Fluctuations when measuring execution time of linear algebra code

I rerun all of my experiments with the two changes we talked about (using main and GC.enable(false)). Overall, those changes seems to make things better, but there are still a few test cases that keep showing those fluctuations. I tried to reproduce those fluctuations with another MWE, adding some things that we do in our actual experiments:

  • This is a different test problem.
  • We put the operands into a tuple and use tuple unpacking when calling the function. We do this because it makes the implementation of our experiments simpler.
  • We call GC.gc() before disabling garbage collection.
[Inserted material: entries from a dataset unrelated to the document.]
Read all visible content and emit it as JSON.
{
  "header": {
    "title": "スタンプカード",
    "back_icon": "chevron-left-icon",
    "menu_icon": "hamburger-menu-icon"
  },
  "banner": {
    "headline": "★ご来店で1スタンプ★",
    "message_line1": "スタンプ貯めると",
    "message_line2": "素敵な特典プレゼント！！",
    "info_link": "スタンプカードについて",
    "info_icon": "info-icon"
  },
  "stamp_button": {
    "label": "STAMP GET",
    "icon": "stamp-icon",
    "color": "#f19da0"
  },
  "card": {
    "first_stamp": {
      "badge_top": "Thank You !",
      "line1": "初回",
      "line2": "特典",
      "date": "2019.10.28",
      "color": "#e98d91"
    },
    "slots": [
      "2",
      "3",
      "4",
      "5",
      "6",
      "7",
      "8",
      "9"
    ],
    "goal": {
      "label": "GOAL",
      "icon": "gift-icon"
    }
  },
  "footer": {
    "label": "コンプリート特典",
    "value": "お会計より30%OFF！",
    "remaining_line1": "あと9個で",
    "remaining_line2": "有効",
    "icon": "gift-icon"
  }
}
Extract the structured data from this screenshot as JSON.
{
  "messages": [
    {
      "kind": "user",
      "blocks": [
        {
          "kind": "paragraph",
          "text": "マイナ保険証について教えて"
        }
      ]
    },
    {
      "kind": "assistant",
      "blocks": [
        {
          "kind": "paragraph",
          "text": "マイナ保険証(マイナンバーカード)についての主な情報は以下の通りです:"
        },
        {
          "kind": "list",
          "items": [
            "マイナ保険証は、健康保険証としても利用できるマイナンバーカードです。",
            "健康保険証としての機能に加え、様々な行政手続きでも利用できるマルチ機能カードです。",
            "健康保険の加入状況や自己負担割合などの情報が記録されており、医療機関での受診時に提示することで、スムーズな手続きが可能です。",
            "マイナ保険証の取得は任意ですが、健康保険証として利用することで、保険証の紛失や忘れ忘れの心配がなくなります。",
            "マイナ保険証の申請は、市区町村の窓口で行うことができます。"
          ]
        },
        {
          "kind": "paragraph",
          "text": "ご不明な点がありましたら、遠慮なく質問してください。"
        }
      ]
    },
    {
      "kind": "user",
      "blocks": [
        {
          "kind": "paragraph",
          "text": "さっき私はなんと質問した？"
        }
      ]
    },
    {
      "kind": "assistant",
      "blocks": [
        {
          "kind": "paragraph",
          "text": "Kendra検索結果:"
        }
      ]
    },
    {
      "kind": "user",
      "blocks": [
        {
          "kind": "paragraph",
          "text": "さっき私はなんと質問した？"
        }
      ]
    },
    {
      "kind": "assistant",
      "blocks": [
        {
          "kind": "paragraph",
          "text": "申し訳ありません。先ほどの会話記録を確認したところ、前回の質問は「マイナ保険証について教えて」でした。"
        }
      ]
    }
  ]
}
This seems to make the results more stable (if they are stable at all).

The code looks like this:

using DelimitedFiles
using LinearAlgebra
BLAS.set_num_threads(1)

function fun(M109::Array{Float64,2}, M110::Diagonal{Float64,Array{Float64,1}}, M111::Array{Float64,2}, M112::Array{Float64,2}, v113::Array{Float64,1})
  GC.gc()
  GC.enable(false)
  start = time_ns()
  out = transpose(M109)*M110*(M111+transpose(M112))*v113;
  finish = time_ns()
  GC.enable(true)
  return (tuple(out), (finish-start)*1e-9)
end

function main()

  M109 = rand(1150,1300)
  M110 = Diagonal(rand(1150))
  M111 = rand(1150,150)
  M112 = rand(150,1150)
  v113 = rand(150)
  matrices = (M109, M110, M111, M112, v113)

  iters = 500
  timings = Array{Float64}(undef, iters)
  for i = 1:iters
    out, time = fun(matrices...)
    timings[i] = time
  end
  file = open("timings.txt", "w")
  writedlm(file, timings)
  close(file)
end

main()

Now there is some element of randomness, so sometimes it’s very stable, and sometimes there are again those fluctuations:


Notice that again, when it’s stable, it’s running relatively “slow”, except for a few fast iterations in the beginning. The slow cases are about 1.4x slower than the fast cases. What could cause this behavior?

I agree in the sense that if this is how Julia behaves, this is what we should report. However, we run a lot of tests and also compute speedups; It would be useful to just have a single number to summarize those result, but I find it troublesome to summarize such results with a single number (no matter if it’s minimum, average or median).